Following in his father-in-law’s footsteps he too
began to accuse the Sinhala-Buddhists of being creatures of the Mahavamsa.
Abandoning his own scholarly judgement, he had no compunction in using pop
slogans like Mahavamsa mentality” to denigrate the Sinhala-Buddhists.
Obviously, he has not read that masterpiece which declared that the ultimate
objective of history was to make the island a fit-dwelling place for men”
and not for any particular community, certainly not for the
Sinhala-Buddhists. This is another deplorable case of our intellectuals
distorting history to serve their political ends.

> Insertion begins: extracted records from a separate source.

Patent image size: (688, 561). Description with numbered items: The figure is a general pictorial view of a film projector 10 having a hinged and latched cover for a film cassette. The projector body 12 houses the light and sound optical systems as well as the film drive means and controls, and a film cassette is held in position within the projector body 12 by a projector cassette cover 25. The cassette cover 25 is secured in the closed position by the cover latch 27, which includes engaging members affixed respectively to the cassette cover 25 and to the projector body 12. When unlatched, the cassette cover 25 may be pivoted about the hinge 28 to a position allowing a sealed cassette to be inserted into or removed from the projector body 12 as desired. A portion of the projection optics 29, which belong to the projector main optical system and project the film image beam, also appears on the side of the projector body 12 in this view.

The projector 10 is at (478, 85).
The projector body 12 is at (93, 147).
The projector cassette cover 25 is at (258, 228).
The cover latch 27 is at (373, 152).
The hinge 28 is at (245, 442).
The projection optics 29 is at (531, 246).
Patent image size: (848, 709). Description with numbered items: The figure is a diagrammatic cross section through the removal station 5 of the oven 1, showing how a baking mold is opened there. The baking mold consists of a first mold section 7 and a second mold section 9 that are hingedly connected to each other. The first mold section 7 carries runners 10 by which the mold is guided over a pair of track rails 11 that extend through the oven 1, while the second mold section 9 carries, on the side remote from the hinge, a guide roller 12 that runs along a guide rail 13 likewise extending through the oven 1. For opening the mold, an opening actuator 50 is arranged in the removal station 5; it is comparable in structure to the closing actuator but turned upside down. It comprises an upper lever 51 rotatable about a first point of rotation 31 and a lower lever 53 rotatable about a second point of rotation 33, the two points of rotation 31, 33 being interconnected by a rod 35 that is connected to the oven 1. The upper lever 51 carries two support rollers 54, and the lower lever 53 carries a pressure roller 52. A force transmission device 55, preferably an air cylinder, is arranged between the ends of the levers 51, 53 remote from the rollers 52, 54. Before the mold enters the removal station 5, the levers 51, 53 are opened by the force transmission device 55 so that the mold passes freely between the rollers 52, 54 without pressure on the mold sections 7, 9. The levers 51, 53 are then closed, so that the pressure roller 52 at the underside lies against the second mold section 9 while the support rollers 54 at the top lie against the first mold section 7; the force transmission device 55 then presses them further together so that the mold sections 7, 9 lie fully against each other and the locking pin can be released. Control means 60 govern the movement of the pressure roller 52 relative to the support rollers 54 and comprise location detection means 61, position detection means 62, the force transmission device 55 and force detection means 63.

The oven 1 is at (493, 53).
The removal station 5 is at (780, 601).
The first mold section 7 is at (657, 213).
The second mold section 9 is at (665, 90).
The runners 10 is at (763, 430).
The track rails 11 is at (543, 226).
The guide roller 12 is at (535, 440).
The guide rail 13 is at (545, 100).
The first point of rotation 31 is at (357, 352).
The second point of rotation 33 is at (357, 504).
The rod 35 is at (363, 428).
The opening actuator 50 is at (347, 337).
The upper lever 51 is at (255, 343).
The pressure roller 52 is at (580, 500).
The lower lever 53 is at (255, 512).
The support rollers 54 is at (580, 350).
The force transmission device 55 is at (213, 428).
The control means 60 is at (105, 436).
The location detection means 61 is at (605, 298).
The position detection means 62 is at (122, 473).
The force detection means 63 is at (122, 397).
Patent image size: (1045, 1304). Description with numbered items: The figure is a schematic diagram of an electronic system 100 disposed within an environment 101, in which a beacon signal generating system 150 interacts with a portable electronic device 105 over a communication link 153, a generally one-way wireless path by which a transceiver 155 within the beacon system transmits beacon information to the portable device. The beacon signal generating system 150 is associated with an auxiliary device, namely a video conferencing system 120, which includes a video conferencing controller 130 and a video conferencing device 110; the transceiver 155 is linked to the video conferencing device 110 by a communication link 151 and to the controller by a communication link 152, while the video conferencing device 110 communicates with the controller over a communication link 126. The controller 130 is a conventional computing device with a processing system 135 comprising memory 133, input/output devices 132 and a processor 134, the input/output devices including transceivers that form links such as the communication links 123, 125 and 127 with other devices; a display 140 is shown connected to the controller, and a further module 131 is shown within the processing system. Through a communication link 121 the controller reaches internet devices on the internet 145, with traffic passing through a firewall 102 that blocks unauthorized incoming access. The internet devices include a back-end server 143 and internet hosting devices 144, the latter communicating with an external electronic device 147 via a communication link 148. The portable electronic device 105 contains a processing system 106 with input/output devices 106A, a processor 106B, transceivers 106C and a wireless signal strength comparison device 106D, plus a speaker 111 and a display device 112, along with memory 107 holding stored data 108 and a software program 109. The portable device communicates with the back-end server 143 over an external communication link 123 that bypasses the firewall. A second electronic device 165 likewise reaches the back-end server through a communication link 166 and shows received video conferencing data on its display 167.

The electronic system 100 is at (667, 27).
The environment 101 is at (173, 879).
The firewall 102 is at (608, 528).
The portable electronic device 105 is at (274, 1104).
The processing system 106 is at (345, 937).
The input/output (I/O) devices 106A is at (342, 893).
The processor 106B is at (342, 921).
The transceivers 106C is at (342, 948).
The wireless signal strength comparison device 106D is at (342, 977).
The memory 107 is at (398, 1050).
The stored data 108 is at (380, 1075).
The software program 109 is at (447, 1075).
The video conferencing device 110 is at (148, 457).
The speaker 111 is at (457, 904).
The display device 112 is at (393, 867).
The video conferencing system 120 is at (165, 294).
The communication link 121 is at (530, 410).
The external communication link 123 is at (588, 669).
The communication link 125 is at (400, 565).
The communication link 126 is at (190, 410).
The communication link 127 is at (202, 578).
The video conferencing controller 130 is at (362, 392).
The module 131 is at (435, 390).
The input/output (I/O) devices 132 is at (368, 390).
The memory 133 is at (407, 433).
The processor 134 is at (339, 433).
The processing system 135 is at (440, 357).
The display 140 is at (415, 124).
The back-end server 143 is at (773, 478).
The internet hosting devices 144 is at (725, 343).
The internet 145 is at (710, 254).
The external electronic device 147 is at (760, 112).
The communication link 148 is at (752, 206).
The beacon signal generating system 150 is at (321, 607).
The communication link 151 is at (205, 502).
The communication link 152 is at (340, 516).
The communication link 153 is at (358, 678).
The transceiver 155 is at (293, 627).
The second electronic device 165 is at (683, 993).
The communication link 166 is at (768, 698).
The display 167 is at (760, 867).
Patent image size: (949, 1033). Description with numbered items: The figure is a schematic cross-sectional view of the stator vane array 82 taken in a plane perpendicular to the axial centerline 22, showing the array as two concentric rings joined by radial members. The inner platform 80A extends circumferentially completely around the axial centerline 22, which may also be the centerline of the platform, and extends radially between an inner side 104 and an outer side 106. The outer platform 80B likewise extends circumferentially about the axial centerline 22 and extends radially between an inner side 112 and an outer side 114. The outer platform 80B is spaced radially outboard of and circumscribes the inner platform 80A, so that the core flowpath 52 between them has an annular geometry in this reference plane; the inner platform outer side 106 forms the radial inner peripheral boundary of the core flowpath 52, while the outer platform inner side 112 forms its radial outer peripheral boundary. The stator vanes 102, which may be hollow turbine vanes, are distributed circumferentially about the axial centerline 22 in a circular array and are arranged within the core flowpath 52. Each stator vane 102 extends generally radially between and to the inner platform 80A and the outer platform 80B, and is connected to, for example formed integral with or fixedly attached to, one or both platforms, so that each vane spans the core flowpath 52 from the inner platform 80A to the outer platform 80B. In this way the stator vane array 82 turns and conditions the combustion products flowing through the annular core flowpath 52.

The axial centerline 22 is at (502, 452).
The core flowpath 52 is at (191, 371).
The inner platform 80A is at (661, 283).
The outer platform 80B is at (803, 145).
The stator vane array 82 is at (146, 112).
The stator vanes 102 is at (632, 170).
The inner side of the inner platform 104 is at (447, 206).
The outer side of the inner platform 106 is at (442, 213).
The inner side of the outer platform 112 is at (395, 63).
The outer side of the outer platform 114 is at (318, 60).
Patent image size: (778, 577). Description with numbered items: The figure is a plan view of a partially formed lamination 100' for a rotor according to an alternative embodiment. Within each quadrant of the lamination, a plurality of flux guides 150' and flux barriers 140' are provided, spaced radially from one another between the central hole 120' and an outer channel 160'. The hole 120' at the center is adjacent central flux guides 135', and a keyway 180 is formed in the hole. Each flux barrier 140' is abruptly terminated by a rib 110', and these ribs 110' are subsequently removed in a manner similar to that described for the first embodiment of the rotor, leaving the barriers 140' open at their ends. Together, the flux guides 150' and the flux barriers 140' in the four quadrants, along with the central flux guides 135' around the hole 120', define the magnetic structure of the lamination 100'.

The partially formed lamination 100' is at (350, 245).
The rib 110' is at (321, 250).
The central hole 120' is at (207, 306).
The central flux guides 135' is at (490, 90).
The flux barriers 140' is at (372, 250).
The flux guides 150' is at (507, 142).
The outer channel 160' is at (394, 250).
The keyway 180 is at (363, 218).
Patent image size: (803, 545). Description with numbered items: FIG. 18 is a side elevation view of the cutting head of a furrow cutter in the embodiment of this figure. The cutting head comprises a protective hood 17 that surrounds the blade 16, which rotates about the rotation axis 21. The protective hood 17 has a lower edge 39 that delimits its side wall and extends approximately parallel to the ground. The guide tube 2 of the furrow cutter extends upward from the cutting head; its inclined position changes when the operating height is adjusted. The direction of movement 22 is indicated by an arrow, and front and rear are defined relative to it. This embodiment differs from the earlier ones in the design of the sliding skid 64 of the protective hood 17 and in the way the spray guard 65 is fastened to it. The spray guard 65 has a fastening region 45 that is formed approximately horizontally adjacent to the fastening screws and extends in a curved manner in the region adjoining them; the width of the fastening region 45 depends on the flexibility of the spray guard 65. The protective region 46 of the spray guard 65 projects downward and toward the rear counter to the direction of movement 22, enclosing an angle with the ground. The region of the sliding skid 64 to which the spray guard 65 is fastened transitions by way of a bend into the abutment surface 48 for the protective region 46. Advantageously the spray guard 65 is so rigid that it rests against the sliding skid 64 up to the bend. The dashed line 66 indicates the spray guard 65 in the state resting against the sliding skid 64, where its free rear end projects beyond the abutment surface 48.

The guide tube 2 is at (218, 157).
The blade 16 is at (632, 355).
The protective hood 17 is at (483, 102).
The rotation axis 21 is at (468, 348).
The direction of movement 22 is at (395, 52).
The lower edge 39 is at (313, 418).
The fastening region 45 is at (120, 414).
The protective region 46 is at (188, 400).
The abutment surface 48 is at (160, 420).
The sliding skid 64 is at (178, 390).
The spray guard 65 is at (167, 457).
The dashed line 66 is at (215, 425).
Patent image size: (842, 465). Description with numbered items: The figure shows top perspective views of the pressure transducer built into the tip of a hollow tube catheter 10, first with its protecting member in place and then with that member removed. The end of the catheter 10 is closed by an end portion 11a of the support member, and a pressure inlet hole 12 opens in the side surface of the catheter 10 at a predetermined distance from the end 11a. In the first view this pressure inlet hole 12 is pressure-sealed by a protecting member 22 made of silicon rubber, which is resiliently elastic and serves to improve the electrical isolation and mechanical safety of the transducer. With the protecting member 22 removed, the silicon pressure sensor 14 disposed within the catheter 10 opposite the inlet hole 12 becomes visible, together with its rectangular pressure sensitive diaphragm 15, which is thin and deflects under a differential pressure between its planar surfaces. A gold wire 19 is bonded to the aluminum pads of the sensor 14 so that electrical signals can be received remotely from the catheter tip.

This brief outline is only a part of the history of
the anti-Sinhala-Buddhist ideologues who had no compunction in
selling their souls for self-serving politics. Eventually these
intellectuals reaped in Nandikadal the hate politics they sowed in
Vadukoddai. The tragedy is that they still keep on harping on the futile
politics of blaming the Sinhala-Buddhists without examining seriously and
honestly where they went wrong and why. How long are they going to keep on
blaming the Sinhala-Buddhists for their political blunders that took them
nowhere?
Not knowing what to do next they are bent on
going back to their fathers’ and grand-fathers’ politics like G. G.
Ponnambalam who talked of two nationalities” in Parliament on the opening day.
I wrote this as prelude to deal with his attempt to go back in time to his
grandfather’s divisive politics. Incidentally, his grandfather asked only for
fifty-fifty” not a nation. Tamil nation” was a latter-day concoction. I shall
go into some aspects of his politics in the next contribution.